103 x 140, 103 x 50(2),  70 x  40 cm, wool, polyester, digital hand weaving

Gallery 52, Bergen, Norway

It takes about 0.125 seconds to press the shutter. 

It takes about 3 hours to develop, stop, fix, wash, and dry the bnw film.

It takes about a day to do testing on the loom.

It takes about a week to weave a tapestry.

It takes a lifetime to store our memories. 

Farewell is a family photo series that’s being woven into textiles. The photos were taken on the last family trip before I came to Norway. As my father lit up his cigarette and my grandma walked away in a tunnel, the back of my mind sensed that they were already far away, even though at the moment we were not apart. Photography captures fleeting moments, while threads allow those memories back in my hands, remaining intimate. 

We are narrative selves, creating meaning in our lives through narration.
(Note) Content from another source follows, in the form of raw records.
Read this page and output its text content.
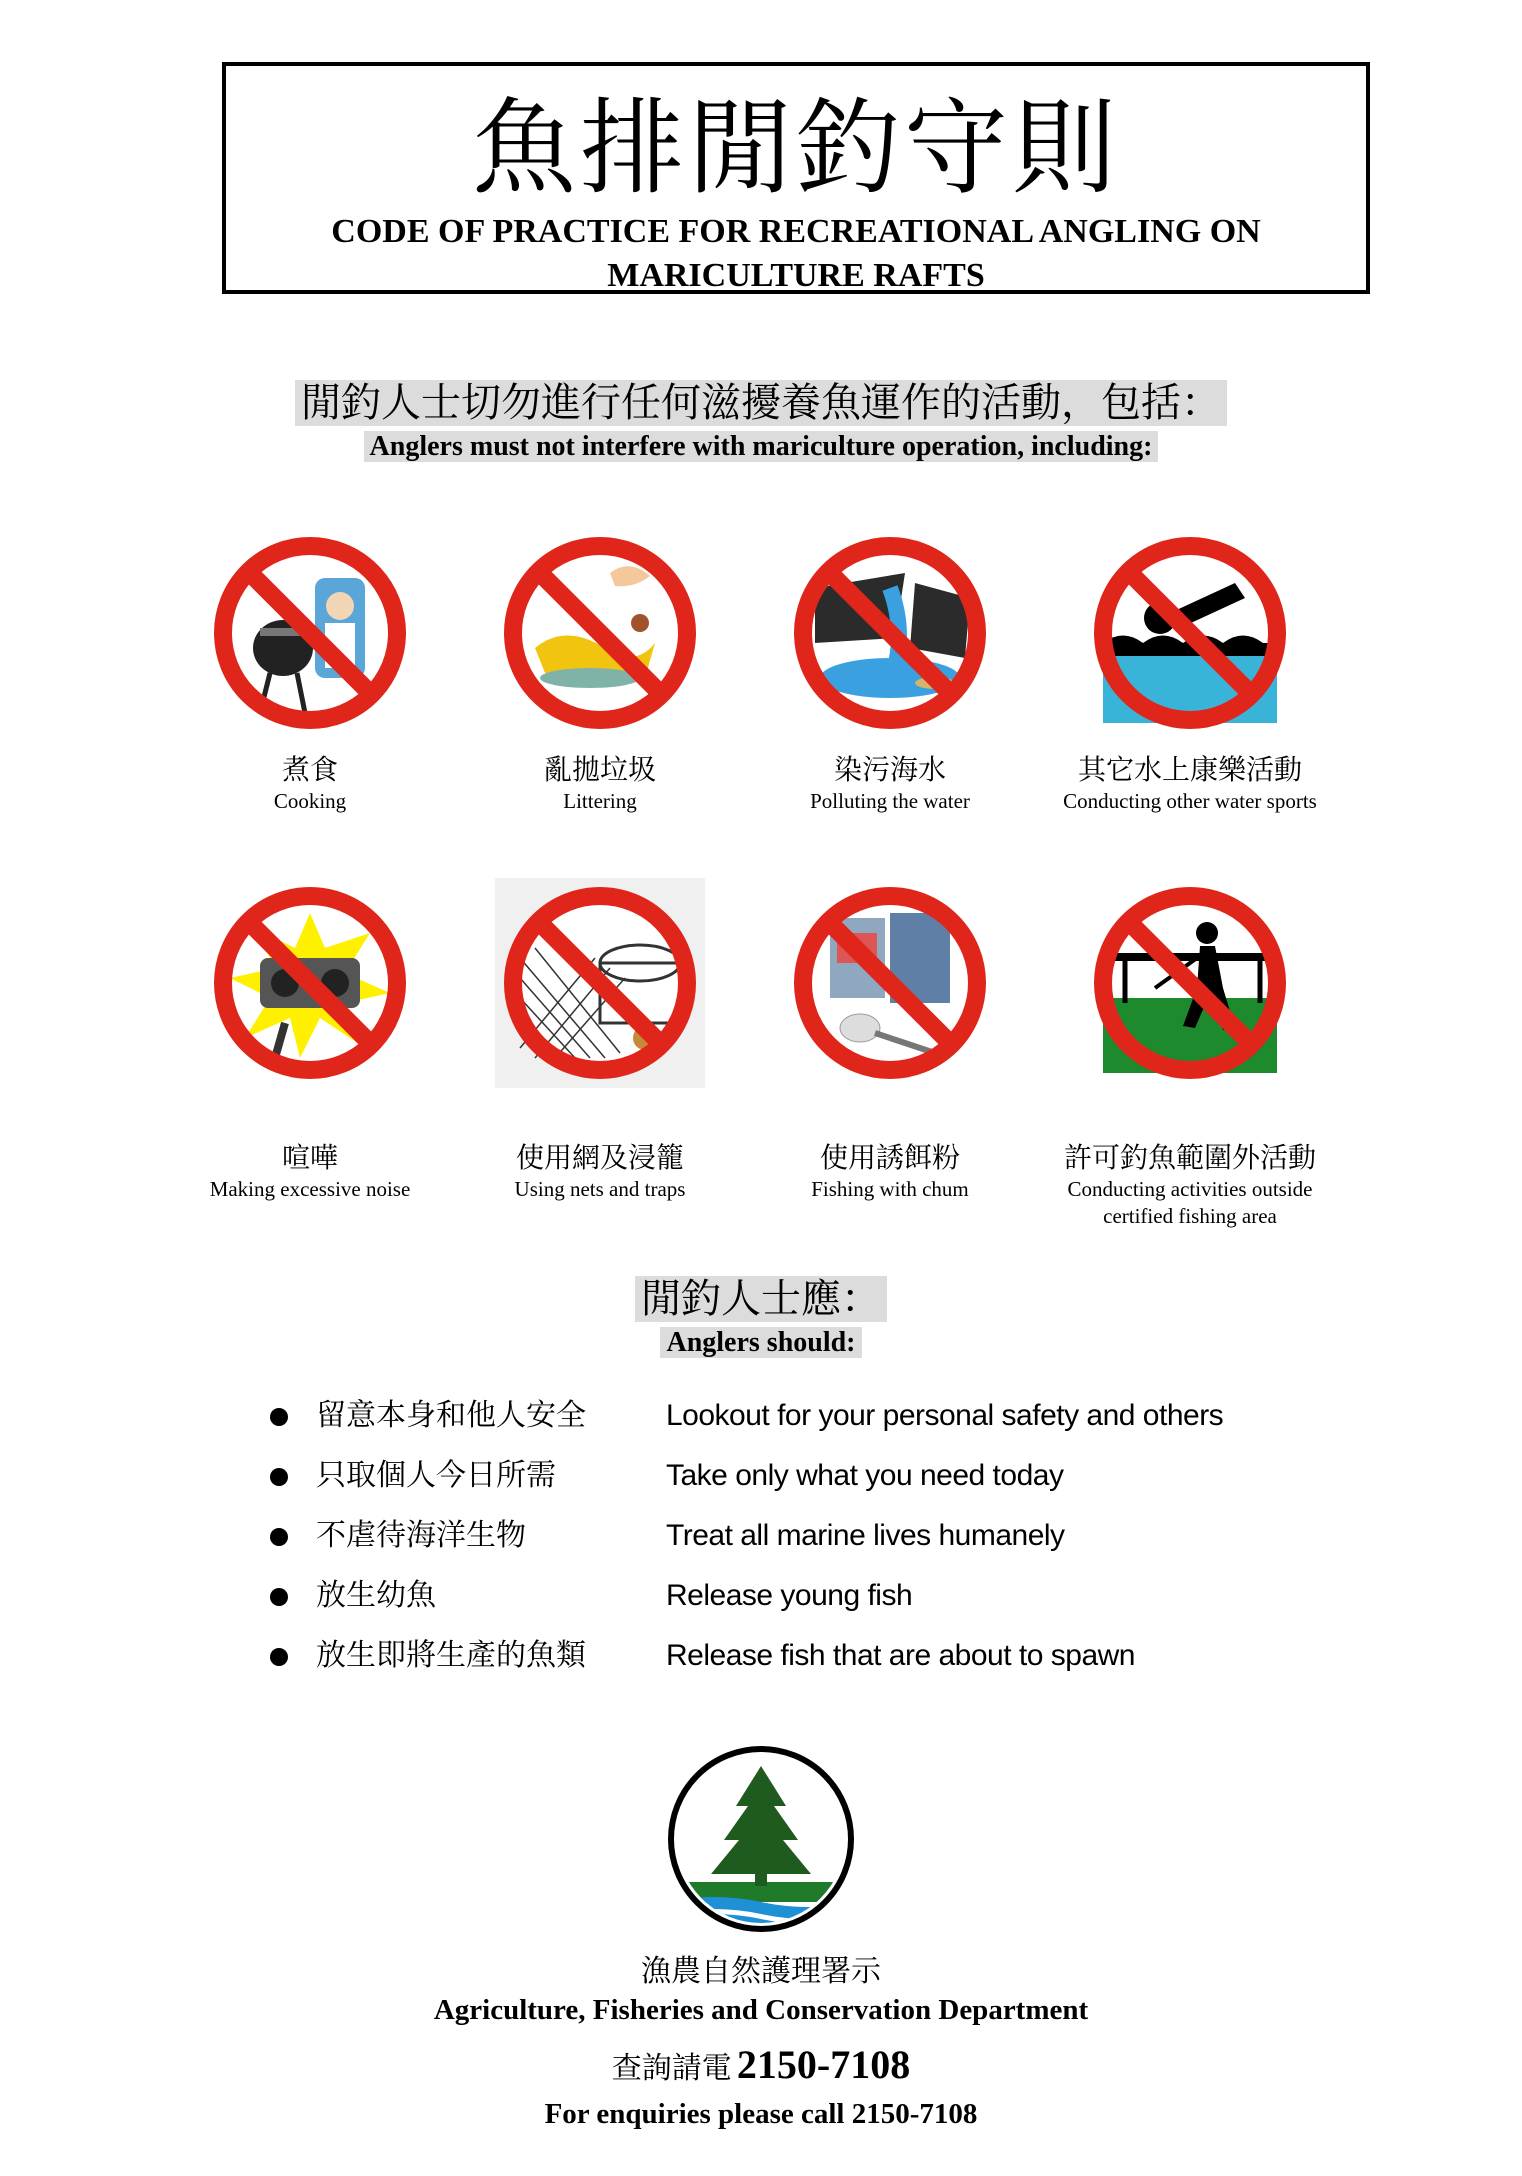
魚排閒釣守則
CODE OF PRACTICE FOR RECREATIONAL ANGLING ON
MARICULTURE RAFTS
閒釣人士切勿進行任何滋擾養魚運作的活動，包括：
Anglers must not interfere with mariculture operation, including:
煮食
Cooking
亂拋垃圾
Littering
染污海水
Polluting the water
其它水上康樂活動
Conducting other water sports
喧嘩
Making excessive noise
使用網及浸籠
Using nets and traps
使用誘餌粉
Fishing with chum
許可釣魚範圍外活動
Conducting activities outside
certified fishing area
閒釣人士應：
Anglers should:
留意本身和他人安全	Lookout for your personal safety and others
只取個人今日所需	Take only what you need today
不虐待海洋生物	Treat all marine lives humanely
放生幼魚	Release young fish
放生即將生產的魚類	Release fish that are about to spawn
漁農自然護理署示
Agriculture, Fisheries and Conservation Department
查詢請電 2150-7108
For enquiries please call 2150-7108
Narrative discourse connects heavily with textile metaphors: we ‘weave stories’, ‘spin yarns’, and ‘embroider the truth’. Words and threads, Text and textile, the etymological roots become evidence of how we generate metaphorical concepts through automatic responses to everyday bodily experiences and interactions with textiles. The tacit narrative property makes textiles an embodied carrier for storytelling, therefore ‘pictures and words, imagery and narrativity…interwoven in one and the same semiotic fabric of meaning.' The manifold layers of the cultural fabric that weaves together individuals, groups, and society.

The work discusses the intimate relationship between fabric and personal memories, the artist believes, that the tactile experience and the narrative nature that the textile carries gives the storytelling imagery a sense of belonging.